Schools undertake carbon audits

Audits of global warming causing carbon dioxide emissions have been conducted in schools across Savaii as part of the "Future of the Green Pacific" project.

The project is being conducted by Lanulau'ava Student Association, a student association at the National University of Samoa (N.U.S.) launched in October last year. 

Its objective is to raise environmental awareness as well as educate, protect and conserve the land, culture, and the ocean.

The Future of the Green Pacific Project started in March and has enabled students to find out more about the causes of climate change.  

The project was launched this March at the Tanoa Tusitala Hotel and was attended by students from Savaii and Upolu and members of the Lanulau'ava Student Association.

Members of Lanulau'ava had visited Mataevave College, Tuasivi College, Itu-o-Tane College, Alofi-o-Taoa College and Savaii Sisifo College.

The visits came after the association held its own carbon audit at the N.U.S which opened the eyes of the President to the pressing need to implement carbon audits within academic institutions, especially with those in the rural areas and in Savai'i.

In a telephone interview with the Samoa Observer on Wednesday morning, the President of the Lanulau'ava Student Association explained some of the project’s successes.

Ms. Ah Young said that they noticed in rural schools what took up most of the electricity were not big things such as air conditioning systems (often units were broken or not on all day) that contributed mostly to carbon emissions. 

She explained the findings showed that students’ behaviour as leaving plugs or lights turned on despite it being daylight was a major contributor. 

Five girls represented each school at the project launch. 

Ms.
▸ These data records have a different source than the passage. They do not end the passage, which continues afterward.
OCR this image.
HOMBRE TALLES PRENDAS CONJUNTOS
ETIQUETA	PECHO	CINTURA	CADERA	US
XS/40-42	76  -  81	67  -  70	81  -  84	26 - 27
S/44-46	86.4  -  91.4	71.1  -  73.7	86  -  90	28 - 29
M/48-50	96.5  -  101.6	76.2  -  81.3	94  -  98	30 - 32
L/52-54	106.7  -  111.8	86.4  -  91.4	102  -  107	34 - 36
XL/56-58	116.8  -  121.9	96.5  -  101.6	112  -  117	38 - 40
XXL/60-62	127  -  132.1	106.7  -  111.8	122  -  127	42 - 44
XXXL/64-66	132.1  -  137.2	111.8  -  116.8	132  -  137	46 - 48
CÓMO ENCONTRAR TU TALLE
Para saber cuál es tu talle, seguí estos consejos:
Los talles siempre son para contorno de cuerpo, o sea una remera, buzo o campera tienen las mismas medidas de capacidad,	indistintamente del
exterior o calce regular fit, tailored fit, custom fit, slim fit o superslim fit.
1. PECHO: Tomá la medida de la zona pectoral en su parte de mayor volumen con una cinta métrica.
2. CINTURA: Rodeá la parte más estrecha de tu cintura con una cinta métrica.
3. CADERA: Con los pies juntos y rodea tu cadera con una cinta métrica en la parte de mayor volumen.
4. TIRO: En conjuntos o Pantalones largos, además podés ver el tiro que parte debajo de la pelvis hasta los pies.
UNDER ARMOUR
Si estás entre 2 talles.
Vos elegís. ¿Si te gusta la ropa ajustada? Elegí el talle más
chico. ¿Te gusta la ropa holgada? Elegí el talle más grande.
Ah Young stated that the five girls that they taught had advised their own teachers and schools how proper behaviour leads to saving money.

"Because saving electricity means saving money," she said.

She said the students are now teaching their classes what they have learned

She also stated that during their project in Savai’i, they had taken 20 trees and planted them there in schools - now known as “friendship trees”.